In extracts from the book, Point of Departure, Mr Cook reveals that he spoke to Mr Scarlett whose committee brings together the chiefs of Britain's security and intelligence services on February 20, a month before hostilities began on March 20.

After receiving a detailed briefing on the latest intelligence on Saddam's arms capabilities, he concluded that the Iraqi dictator "probably does not have weapons of mass destruction in the sense of weapons that could be use against large-scale civilian targets".

On March 5, he told Mr Blair he believed Saddam's WMD capability was limited to battlefield chemical munitions which could be used against British troops if they went to war but could not otherwise threaten British interests.

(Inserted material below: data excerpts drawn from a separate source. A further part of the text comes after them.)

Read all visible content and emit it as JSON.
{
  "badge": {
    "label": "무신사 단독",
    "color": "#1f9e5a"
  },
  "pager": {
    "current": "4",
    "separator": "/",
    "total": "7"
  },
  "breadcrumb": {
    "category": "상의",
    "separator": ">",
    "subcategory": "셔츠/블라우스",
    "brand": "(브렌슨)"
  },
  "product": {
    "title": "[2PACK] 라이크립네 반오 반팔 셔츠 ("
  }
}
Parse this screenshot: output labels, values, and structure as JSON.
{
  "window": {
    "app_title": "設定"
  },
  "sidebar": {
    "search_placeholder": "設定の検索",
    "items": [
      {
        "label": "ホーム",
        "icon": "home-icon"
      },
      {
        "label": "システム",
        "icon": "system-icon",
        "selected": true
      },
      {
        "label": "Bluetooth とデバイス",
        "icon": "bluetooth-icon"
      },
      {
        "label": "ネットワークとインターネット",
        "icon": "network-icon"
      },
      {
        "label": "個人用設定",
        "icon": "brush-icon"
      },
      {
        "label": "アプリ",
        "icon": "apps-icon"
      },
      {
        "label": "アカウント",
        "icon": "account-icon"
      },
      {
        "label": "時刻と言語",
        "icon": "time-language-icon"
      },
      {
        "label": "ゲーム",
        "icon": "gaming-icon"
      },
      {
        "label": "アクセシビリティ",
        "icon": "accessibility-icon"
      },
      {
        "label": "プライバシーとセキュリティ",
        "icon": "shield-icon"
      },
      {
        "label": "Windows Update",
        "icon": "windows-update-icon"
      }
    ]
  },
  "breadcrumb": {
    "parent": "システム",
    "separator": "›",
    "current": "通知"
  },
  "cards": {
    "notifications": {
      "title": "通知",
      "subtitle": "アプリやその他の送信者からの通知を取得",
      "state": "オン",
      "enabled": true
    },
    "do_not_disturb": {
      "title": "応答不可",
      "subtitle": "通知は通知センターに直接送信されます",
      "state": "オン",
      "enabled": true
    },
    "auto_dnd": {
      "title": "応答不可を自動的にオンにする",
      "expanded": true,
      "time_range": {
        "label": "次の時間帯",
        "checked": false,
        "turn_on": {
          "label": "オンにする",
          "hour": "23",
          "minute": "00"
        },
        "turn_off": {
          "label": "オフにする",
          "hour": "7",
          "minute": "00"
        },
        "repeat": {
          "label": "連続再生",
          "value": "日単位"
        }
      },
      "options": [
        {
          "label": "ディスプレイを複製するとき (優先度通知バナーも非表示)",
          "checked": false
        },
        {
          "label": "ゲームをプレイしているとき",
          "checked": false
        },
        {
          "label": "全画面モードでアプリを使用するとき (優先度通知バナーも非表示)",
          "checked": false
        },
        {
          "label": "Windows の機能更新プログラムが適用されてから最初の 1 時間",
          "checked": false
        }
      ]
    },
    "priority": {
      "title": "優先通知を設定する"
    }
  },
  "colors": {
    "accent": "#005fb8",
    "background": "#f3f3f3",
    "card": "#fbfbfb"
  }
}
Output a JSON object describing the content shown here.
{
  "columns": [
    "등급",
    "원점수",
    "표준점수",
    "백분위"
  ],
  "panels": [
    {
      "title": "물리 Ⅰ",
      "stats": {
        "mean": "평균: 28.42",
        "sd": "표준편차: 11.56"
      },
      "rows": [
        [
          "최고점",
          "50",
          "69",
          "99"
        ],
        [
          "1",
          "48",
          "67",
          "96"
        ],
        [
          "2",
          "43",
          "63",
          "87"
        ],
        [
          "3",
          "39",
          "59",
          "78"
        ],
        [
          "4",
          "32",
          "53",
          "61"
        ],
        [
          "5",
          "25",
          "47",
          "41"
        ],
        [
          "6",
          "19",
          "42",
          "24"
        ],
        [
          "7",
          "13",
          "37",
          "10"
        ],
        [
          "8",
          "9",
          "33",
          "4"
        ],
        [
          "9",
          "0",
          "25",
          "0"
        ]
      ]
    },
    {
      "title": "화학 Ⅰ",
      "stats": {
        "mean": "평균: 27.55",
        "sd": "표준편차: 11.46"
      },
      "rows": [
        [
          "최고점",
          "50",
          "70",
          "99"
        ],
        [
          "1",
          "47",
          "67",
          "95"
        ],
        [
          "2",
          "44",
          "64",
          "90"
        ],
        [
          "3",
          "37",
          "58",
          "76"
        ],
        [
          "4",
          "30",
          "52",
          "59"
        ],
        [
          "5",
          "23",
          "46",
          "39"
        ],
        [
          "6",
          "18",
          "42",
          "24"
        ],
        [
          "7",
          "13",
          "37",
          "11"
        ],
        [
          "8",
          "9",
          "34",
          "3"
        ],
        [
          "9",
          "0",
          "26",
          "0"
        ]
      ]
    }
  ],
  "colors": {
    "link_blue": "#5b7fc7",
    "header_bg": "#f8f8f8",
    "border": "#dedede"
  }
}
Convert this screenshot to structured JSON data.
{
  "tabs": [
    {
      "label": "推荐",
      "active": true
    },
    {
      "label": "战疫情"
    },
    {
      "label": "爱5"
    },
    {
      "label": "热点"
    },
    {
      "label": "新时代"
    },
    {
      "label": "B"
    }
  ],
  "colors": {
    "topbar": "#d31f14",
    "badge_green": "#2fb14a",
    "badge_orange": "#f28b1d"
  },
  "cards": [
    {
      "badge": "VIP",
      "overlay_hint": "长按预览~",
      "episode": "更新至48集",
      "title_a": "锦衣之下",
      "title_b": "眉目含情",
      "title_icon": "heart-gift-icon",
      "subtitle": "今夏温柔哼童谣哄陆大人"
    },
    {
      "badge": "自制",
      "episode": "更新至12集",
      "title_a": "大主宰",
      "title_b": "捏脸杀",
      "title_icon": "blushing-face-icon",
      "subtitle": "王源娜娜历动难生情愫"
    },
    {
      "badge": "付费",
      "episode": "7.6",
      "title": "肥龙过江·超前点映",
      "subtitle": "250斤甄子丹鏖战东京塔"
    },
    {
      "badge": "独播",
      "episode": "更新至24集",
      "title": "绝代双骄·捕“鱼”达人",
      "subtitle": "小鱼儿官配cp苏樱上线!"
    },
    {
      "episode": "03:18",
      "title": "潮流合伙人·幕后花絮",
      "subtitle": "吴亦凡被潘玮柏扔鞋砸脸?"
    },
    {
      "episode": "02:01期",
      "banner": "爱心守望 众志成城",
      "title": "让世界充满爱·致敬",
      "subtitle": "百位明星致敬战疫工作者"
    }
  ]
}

When he asked whether Mr Blair was not troubled by the prospect of the weapons being used against British troops, he said he received the reply: "Yes, but all the effort he has had to put into concealment makes it difficult for him to assemble them quickly for use."

Mr Cook, who quit Cabinet on the eve of war, said Mr Blair's response left him "deeply troubled".

Meanwhile, British and US troops clashed yesterday with hundreds of former soldiers of Saddam Hussein's army demanding compensation for loss of their jobs. British soldiers fired rubber bullets to disperse hundreds of former soldiers who hurled rocks and set tires ablaze in the city of Basra.

Ex-soldiers also clashed with US troops for a second day in Baghdad near a payment centre where they are given their $40 compensation for losing their jobs.

Around 200 Iraqi men confronted American soldiers, shouting and waving their fists, before being pushed back away from the area.